Use the tabular and graphical methods of descriptive statistics to help management develop a customer profile and to evaluate the promotional campaign.

You should provide the following:

1. Relative frequency distributions for the key variables;# of Items, Net sales, Method of Payment, Gender, Marital Status & Age (Tables & Appropriate charts). Also add the appropriate numerical descriptive statistics values.
2. A frequency distribution and appropriate chart(s) of the type of customer versus method of payment.
3. The appropriate chart to explore the relationship between net sales and customer age.

**For each of the following requirements, add comments about the findings Notes:

• Organization: Your assignment must be well-organized. Students have lost marks in the past when we were not able to find questions or certain parts of questions.

Case 2: MoneyBall

Over the Christmas holiday, a stats professor, Dr. Bright, was enjoying some well-deserved rest once the marking, from the previous semester’s courses, had been completed. With the snow piled high and the thermometer plummeting, he decided to stay cozy and catch up on a number of films that he hadn’t seen in a long time. One of the films on his list was Moneyball, the story of how Billy Beane turned the baseball world on its head by introducing, wait for it – objective statistical analysis. This was baseball heresy and the ‘traditional’ baseball world was salivating at the thought of the monumental catastrophe awaiting Billy and the Oakland A’s.
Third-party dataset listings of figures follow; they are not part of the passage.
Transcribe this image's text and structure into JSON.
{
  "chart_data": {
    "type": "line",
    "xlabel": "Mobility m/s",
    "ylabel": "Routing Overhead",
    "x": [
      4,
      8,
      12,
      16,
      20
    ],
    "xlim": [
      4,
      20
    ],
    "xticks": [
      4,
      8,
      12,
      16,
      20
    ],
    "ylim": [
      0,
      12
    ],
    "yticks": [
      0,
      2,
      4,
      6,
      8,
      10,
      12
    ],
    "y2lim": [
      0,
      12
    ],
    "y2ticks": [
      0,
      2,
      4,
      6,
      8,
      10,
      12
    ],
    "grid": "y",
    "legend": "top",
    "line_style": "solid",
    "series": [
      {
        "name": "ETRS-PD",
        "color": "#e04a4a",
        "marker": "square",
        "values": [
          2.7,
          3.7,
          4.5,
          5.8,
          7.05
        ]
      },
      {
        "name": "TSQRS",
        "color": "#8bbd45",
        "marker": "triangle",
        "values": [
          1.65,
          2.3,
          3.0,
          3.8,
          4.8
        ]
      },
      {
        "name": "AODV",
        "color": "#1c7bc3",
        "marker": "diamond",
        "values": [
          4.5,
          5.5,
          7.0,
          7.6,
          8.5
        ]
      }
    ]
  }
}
Seeing as the film was both immensely entertaining and filled with the fun and practical implementation of stats (has a better movie ever been made?), he decided to research the validity of the claims made in the film regarding the # of wins, the size of a team’s payroll and the impact of playing Moneyball. In the movie, a Yale economics grad Peter Brand (in real life it was actually Paul DePodesta – he didn’t want his real name used in the film, and he actually went to Harvard, not Yale) spent countless hours examining reams of data about the OBA (on base average i.e percentage) of thousands of professional baseball players in both the major and minor leagues.

After being highly entertained, Dr Bright went and looked at the data since the 2002 season (the season in which the film took place) and discovered the following:

42% of teams now use the Moneyball approach. The league can be divided into 2 classes of teams – the rich ($100+ Million in annual payroll) and the poor (?) with smaller payrolls (the smallest being the Houston Astros at just over $24M, in 2013). 74% of the teams using the Moneyball strategy are ‘poor’, whereas 74% of the teams not using the Moneyball strategy are rich.
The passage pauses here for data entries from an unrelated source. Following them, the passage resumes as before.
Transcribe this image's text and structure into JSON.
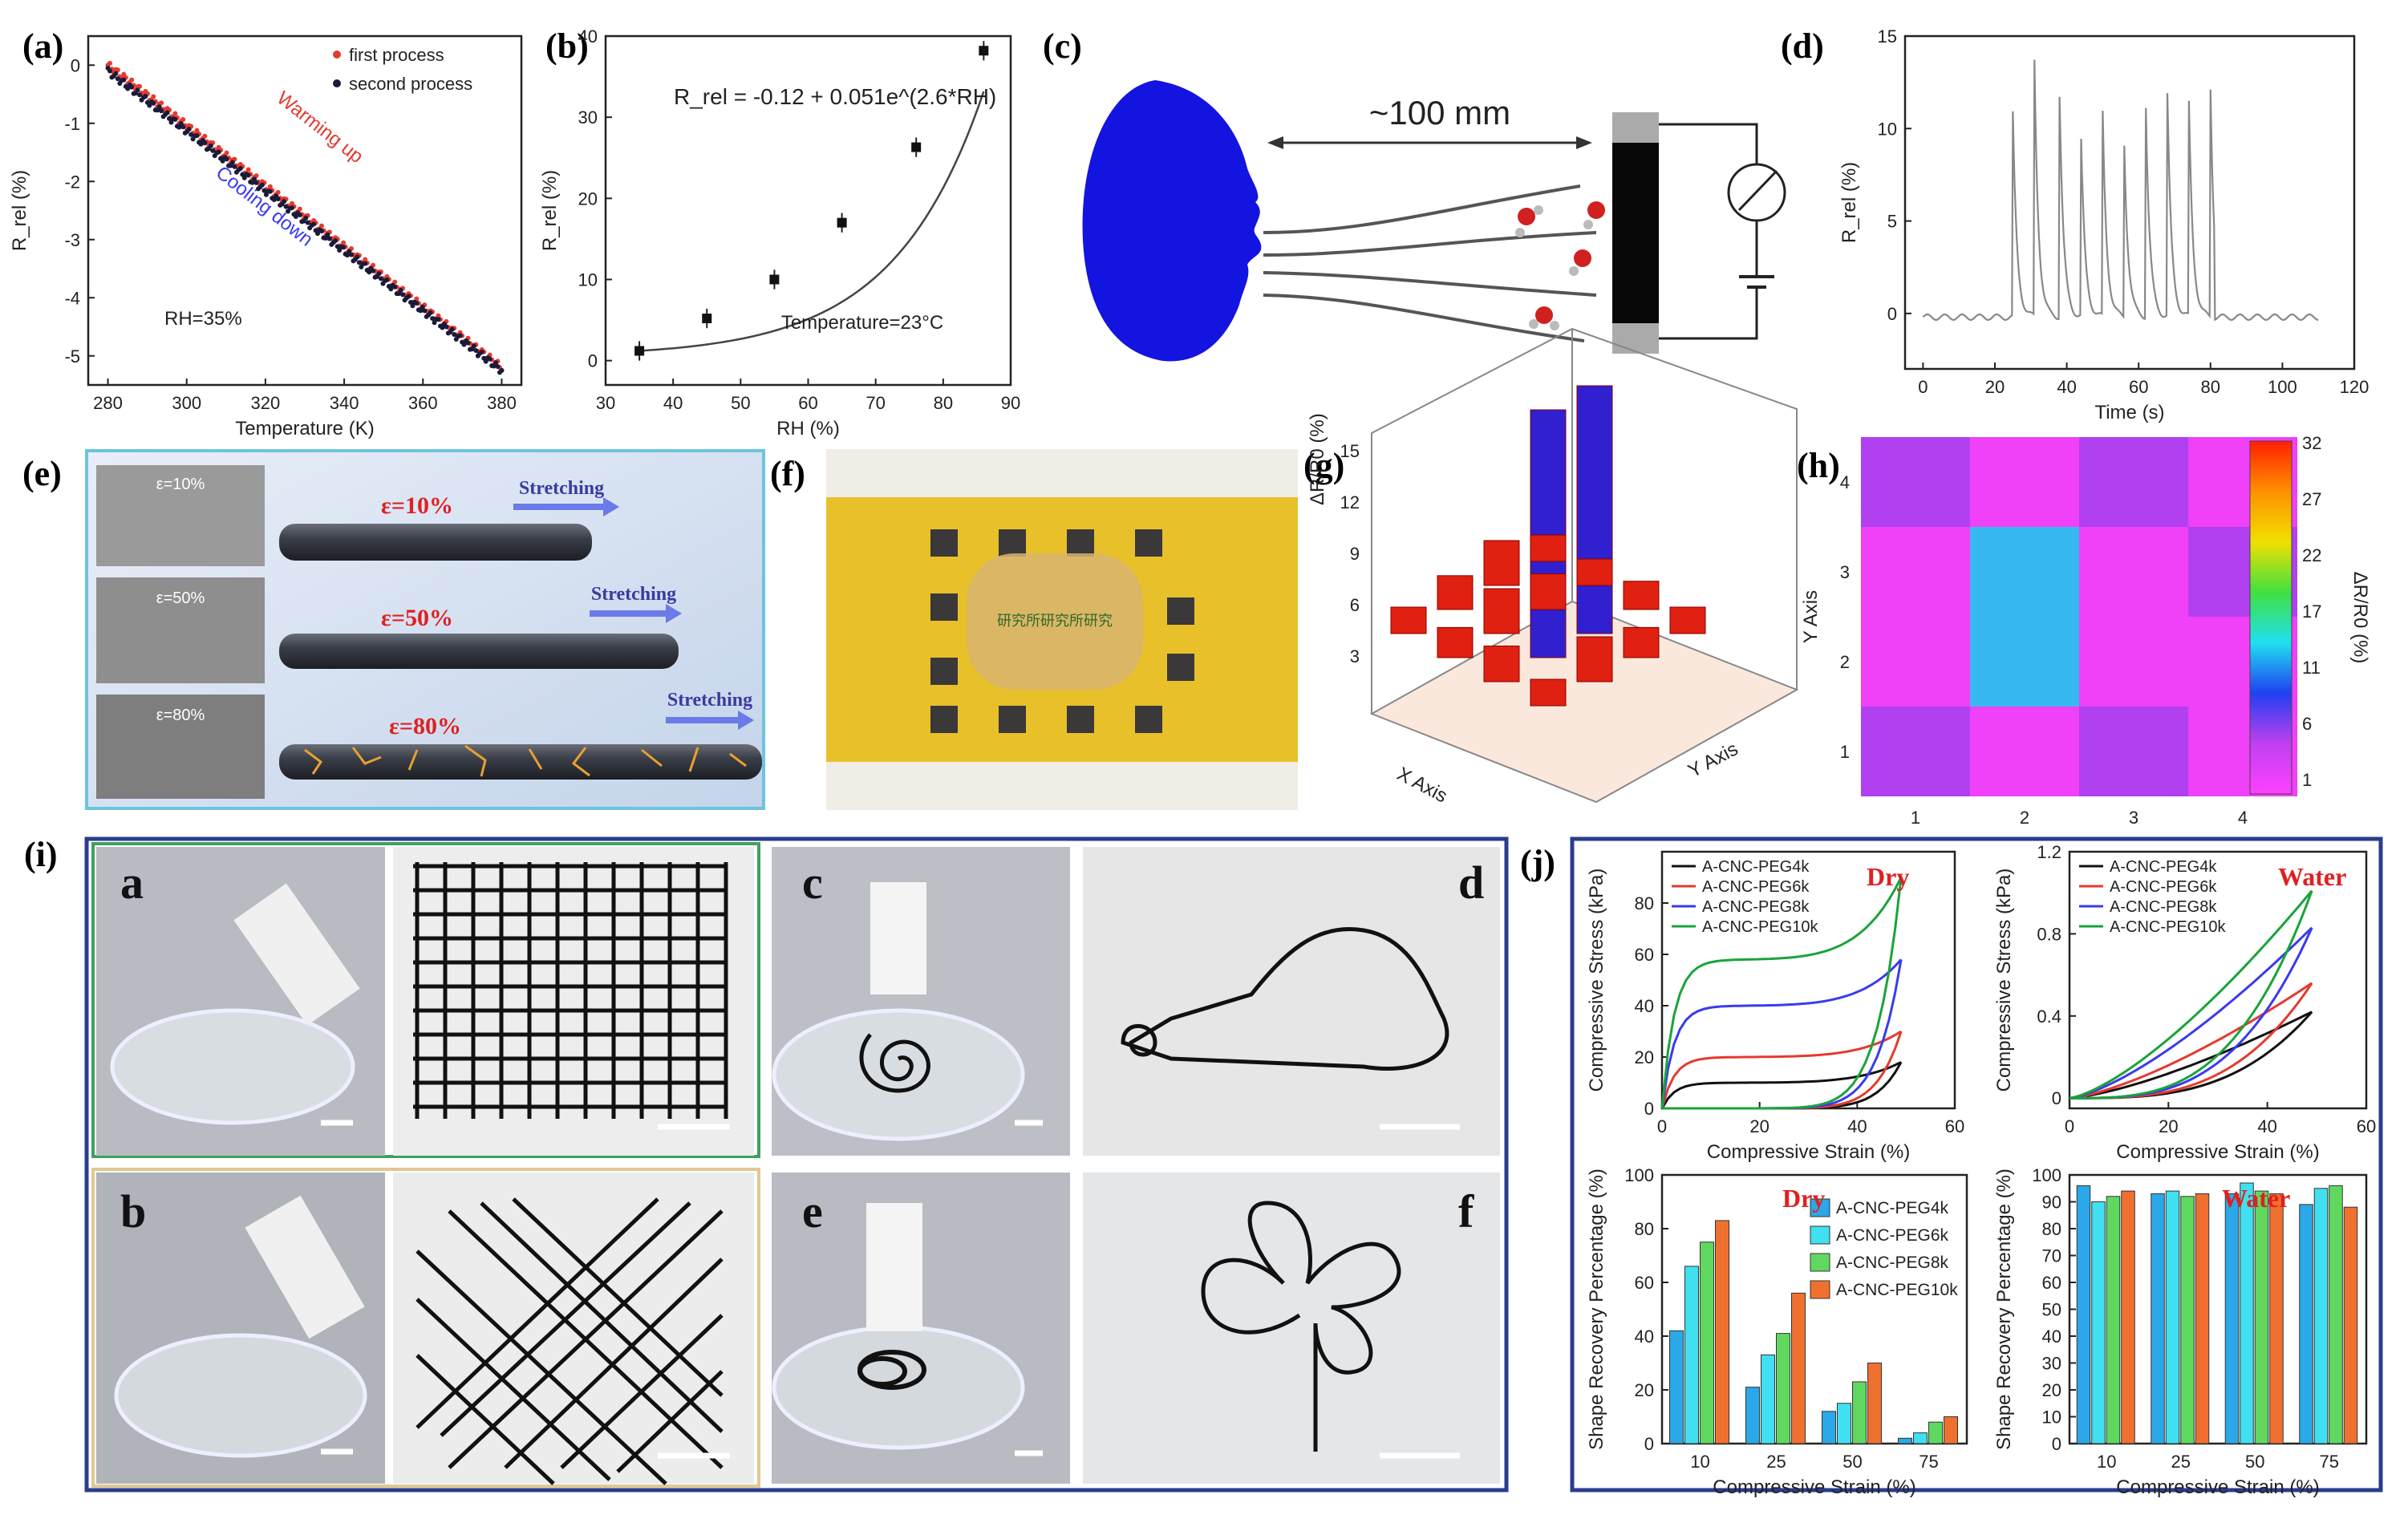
{
  "figure": {
    "panel_labels": {
      "a": "(a)",
      "b": "(b)",
      "c": "(c)",
      "d": "(d)",
      "e": "(e)",
      "f": "(f)",
      "g": "(g)",
      "h": "(h)",
      "i": "(i)",
      "j": "(j)"
    },
    "photo_labels": [
      "a",
      "b",
      "c",
      "d",
      "e",
      "f"
    ]
  },
  "panel_c": {
    "distance": "~100 mm"
  },
  "panel_e": {
    "strains": [
      "ε=10%",
      "ε=50%",
      "ε=80%"
    ],
    "action": "Stretching",
    "sem_labels": [
      "ε=10%",
      "ε=50%",
      "ε=80%"
    ]
  },
  "panel_f": {
    "chinese_text": "研究所研究所研究"
  },
  "colors": {
    "red": "#e53a2f",
    "blue": "#3a3af0",
    "green": "#1aa33a",
    "cyan": "#40e0f0",
    "orange": "#f07030",
    "skyblue": "#2aa8e8",
    "bar3d_red": "#e02010",
    "bar3d_blue": "#3020d0",
    "frame_teal": "#6cc4e0",
    "frame_navy": "#2a3c8c",
    "frame_green": "#40a060",
    "frame_tan": "#e0c890"
  },
  "chart_data": [
    {
      "id": "a",
      "type": "scatter",
      "xlabel": "Temperature (K)",
      "ylabel": "R_rel (%)",
      "xlim": [
        275,
        385
      ],
      "ylim": [
        -5.5,
        0.5
      ],
      "xticks": [
        280,
        300,
        320,
        340,
        360,
        380
      ],
      "yticks": [
        0,
        -1,
        -2,
        -3,
        -4,
        -5
      ],
      "legend": [
        "first process",
        "second process"
      ],
      "series_colors": [
        "#e53a2f",
        "#1a1a3a"
      ],
      "annotations": [
        "Warming up",
        "Cooling down",
        "RH=35%"
      ],
      "series": [
        {
          "name": "first process",
          "x": [
            280,
            300,
            320,
            340,
            360,
            380
          ],
          "y": [
            0,
            -1.15,
            -2.2,
            -3.2,
            -4.15,
            -5.2
          ]
        },
        {
          "name": "second process",
          "x": [
            280,
            300,
            320,
            340,
            360,
            380
          ],
          "y": [
            -0.1,
            -1.25,
            -2.3,
            -3.25,
            -4.2,
            -5.25
          ]
        }
      ]
    },
    {
      "id": "b",
      "type": "scatter",
      "xlabel": "RH (%)",
      "ylabel": "R_rel (%)",
      "xlim": [
        30,
        90
      ],
      "ylim": [
        -3,
        40
      ],
      "xticks": [
        30,
        40,
        50,
        60,
        70,
        80,
        90
      ],
      "yticks": [
        0,
        10,
        20,
        30,
        40
      ],
      "equation": "R_rel = -0.12 + 0.051e^(2.6*RH)",
      "annotation": "Temperature=23°C",
      "x": [
        35,
        45,
        55,
        65,
        76,
        86
      ],
      "y": [
        1.2,
        5.2,
        10,
        17,
        26.3,
        38.2
      ]
    },
    {
      "id": "d",
      "type": "line",
      "xlabel": "Time (s)",
      "ylabel": "R_rel (%)",
      "xlim": [
        -5,
        120
      ],
      "ylim": [
        -3,
        15
      ],
      "xticks": [
        0,
        20,
        40,
        60,
        80,
        100,
        120
      ],
      "yticks": [
        0,
        5,
        10,
        15
      ],
      "peaks_t": [
        25,
        31,
        38,
        44,
        50,
        56,
        62,
        68,
        74,
        80
      ],
      "peaks_h": [
        11,
        13.8,
        12,
        9.5,
        11,
        9.3,
        11.4,
        12,
        11.5,
        12.3
      ]
    },
    {
      "id": "g",
      "type": "bar3d",
      "xlabel": "X Axis",
      "ylabel": "Y Axis",
      "zlabel": "ΔR/R0 (%)",
      "zticks": [
        3,
        6,
        9,
        12,
        15
      ]
    },
    {
      "id": "h",
      "type": "heatmap",
      "xlabel": "",
      "ylabel": "Y Axis",
      "colorbar_label": "ΔR/R0 (%)",
      "xticks": [
        1,
        2,
        3,
        4
      ],
      "yticks": [
        1,
        2,
        3,
        4
      ],
      "colorbar_ticks": [
        32,
        27,
        22,
        17,
        11,
        6,
        1
      ],
      "values": [
        [
          8,
          2,
          7,
          3
        ],
        [
          2,
          13,
          3,
          8
        ],
        [
          3,
          13,
          3,
          3
        ],
        [
          7,
          3,
          7,
          3
        ]
      ]
    },
    {
      "id": "j1",
      "type": "line",
      "title": "Dry",
      "xlabel": "Compressive Strain (%)",
      "ylabel": "Compressive Stress (kPa)",
      "xlim": [
        0,
        60
      ],
      "ylim": [
        0,
        100
      ],
      "xticks": [
        0,
        20,
        40,
        60
      ],
      "yticks": [
        0,
        20,
        40,
        60,
        80
      ],
      "series_names": [
        "A-CNC-PEG4k",
        "A-CNC-PEG6k",
        "A-CNC-PEG8k",
        "A-CNC-PEG10k"
      ],
      "series": [
        {
          "name": "A-CNC-PEG4k",
          "max": 18,
          "plateau": 10
        },
        {
          "name": "A-CNC-PEG6k",
          "max": 30,
          "plateau": 20
        },
        {
          "name": "A-CNC-PEG8k",
          "max": 58,
          "plateau": 40
        },
        {
          "name": "A-CNC-PEG10k",
          "max": 90,
          "plateau": 58
        }
      ]
    },
    {
      "id": "j2",
      "type": "line",
      "title": "Water",
      "xlabel": "Compressive Strain (%)",
      "ylabel": "Compressive Stress (kPa)",
      "xlim": [
        0,
        60
      ],
      "ylim": [
        -0.05,
        1.2
      ],
      "xticks": [
        0,
        20,
        40,
        60
      ],
      "yticks": [
        0.0,
        0.4,
        0.8,
        1.2
      ],
      "series_names": [
        "A-CNC-PEG4k",
        "A-CNC-PEG6k",
        "A-CNC-PEG8k",
        "A-CNC-PEG10k"
      ],
      "series": [
        {
          "name": "A-CNC-PEG4k",
          "max": 0.42
        },
        {
          "name": "A-CNC-PEG6k",
          "max": 0.56
        },
        {
          "name": "A-CNC-PEG8k",
          "max": 0.83
        },
        {
          "name": "A-CNC-PEG10k",
          "max": 1.01
        }
      ]
    },
    {
      "id": "j3",
      "type": "bar",
      "title": "Dry",
      "xlabel": "Compressive Strain (%)",
      "ylabel": "Shape Recovery Percentage (%)",
      "ylim": [
        0,
        100
      ],
      "categories": [
        "10",
        "25",
        "50",
        "75"
      ],
      "yticks": [
        0,
        20,
        40,
        60,
        80,
        100
      ],
      "series": [
        {
          "name": "A-CNC-PEG4k",
          "values": [
            42,
            21,
            12,
            2
          ]
        },
        {
          "name": "A-CNC-PEG6k",
          "values": [
            66,
            33,
            15,
            4
          ]
        },
        {
          "name": "A-CNC-PEG8k",
          "values": [
            75,
            41,
            23,
            8
          ]
        },
        {
          "name": "A-CNC-PEG10k",
          "values": [
            83,
            56,
            30,
            10
          ]
        }
      ]
    },
    {
      "id": "j4",
      "type": "bar",
      "title": "Water",
      "xlabel": "Compressive Strain (%)",
      "ylabel": "Shape Recovery Percentage (%)",
      "ylim": [
        0,
        100
      ],
      "categories": [
        "10",
        "25",
        "50",
        "75"
      ],
      "yticks": [
        0,
        10,
        20,
        30,
        40,
        50,
        60,
        70,
        80,
        90,
        100
      ],
      "series": [
        {
          "name": "A-CNC-PEG4k",
          "values": [
            96,
            93,
            93,
            89
          ]
        },
        {
          "name": "A-CNC-PEG6k",
          "values": [
            90,
            94,
            97,
            95
          ]
        },
        {
          "name": "A-CNC-PEG8k",
          "values": [
            92,
            92,
            94,
            96
          ]
        },
        {
          "name": "A-CNC-PEG10k",
          "values": [
            94,
            93,
            93,
            88
          ]
        }
      ]
    }
  ]
}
1. What percentage of teams have payrolls below $100M?
2. If you randomly select a team from amongst the ‘poor’ what is the probability it employs the Moneyball strategy?
3. If you randomly select from the set of ‘rich teams’ what is the probability it employs the Moneyball strategy?
4. What is the probability that either a team plays Moneyball and has a payroll below $100M, or is rich and doesn’t play Moneyball?

Case 3: Geography and Education

A firm selling products geared to those with higher education hired a demographer to tell them more about geographical location and education achievement. The demographer provided the firm with the following joint probabilities.
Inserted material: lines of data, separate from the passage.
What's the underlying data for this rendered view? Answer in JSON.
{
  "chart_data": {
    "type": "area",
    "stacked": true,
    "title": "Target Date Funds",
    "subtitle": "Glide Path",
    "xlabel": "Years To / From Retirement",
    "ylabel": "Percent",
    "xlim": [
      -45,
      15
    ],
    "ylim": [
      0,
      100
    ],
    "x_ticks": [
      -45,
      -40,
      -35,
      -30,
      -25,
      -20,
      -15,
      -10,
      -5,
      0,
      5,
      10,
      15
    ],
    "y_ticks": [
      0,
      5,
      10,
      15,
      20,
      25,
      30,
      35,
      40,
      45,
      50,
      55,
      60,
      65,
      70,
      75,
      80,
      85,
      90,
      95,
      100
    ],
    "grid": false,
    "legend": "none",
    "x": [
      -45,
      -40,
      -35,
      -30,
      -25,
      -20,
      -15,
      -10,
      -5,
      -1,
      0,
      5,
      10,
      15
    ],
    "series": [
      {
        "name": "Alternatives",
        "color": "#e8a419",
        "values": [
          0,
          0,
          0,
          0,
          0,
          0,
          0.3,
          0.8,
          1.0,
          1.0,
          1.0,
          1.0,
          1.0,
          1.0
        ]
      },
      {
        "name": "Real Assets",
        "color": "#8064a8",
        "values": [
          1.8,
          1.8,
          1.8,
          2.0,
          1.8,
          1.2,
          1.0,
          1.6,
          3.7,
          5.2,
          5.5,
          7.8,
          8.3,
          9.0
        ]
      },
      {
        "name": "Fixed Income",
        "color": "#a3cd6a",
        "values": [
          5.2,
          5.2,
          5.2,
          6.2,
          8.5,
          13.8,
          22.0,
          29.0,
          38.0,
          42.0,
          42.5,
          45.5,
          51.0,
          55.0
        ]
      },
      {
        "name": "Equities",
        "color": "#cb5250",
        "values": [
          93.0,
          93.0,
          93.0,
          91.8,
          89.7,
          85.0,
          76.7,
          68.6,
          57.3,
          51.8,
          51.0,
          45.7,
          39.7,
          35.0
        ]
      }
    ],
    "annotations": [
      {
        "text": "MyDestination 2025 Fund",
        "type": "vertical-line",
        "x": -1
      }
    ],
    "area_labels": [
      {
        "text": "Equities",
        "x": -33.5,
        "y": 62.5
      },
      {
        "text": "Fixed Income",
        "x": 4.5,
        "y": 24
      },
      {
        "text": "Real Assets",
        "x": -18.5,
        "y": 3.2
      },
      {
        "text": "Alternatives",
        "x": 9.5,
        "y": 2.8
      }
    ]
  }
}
Education Maritimes Quebec Ontario Man/Sask Alta/BC
Less the
secondary
school diploma
.008 .031 .030 .021 .019
Secondary
diploma
.042 .072 .108 .059 .043
Some postsecondary
schooling
.008 .032 .021 .016 .019
Undergraduate
degree
.032 .059 .152 .038 .080
Post-graduate
degree
.010 .018 .031 .008 .043

Required:

1. What is the probability that someone living in Ontario has an undergraduate degree?
2. What is the probability that someone is living in Alberta or British Columbia?
3. What is the probability that someone living in the Maritimes does not have a secondary school diploma?
4. What is the probability that someone living in Quebec has a University degree?
5. What is the probability that someone living west of the Ottawa River (Ontario, Manitoba, Saskatchewan, Alberta, and British Columbia) has a post-graduate degree? Compare that to the probability for someone living east of the Ottawa River (Quebec and Maritimes) having a post-graduate degree?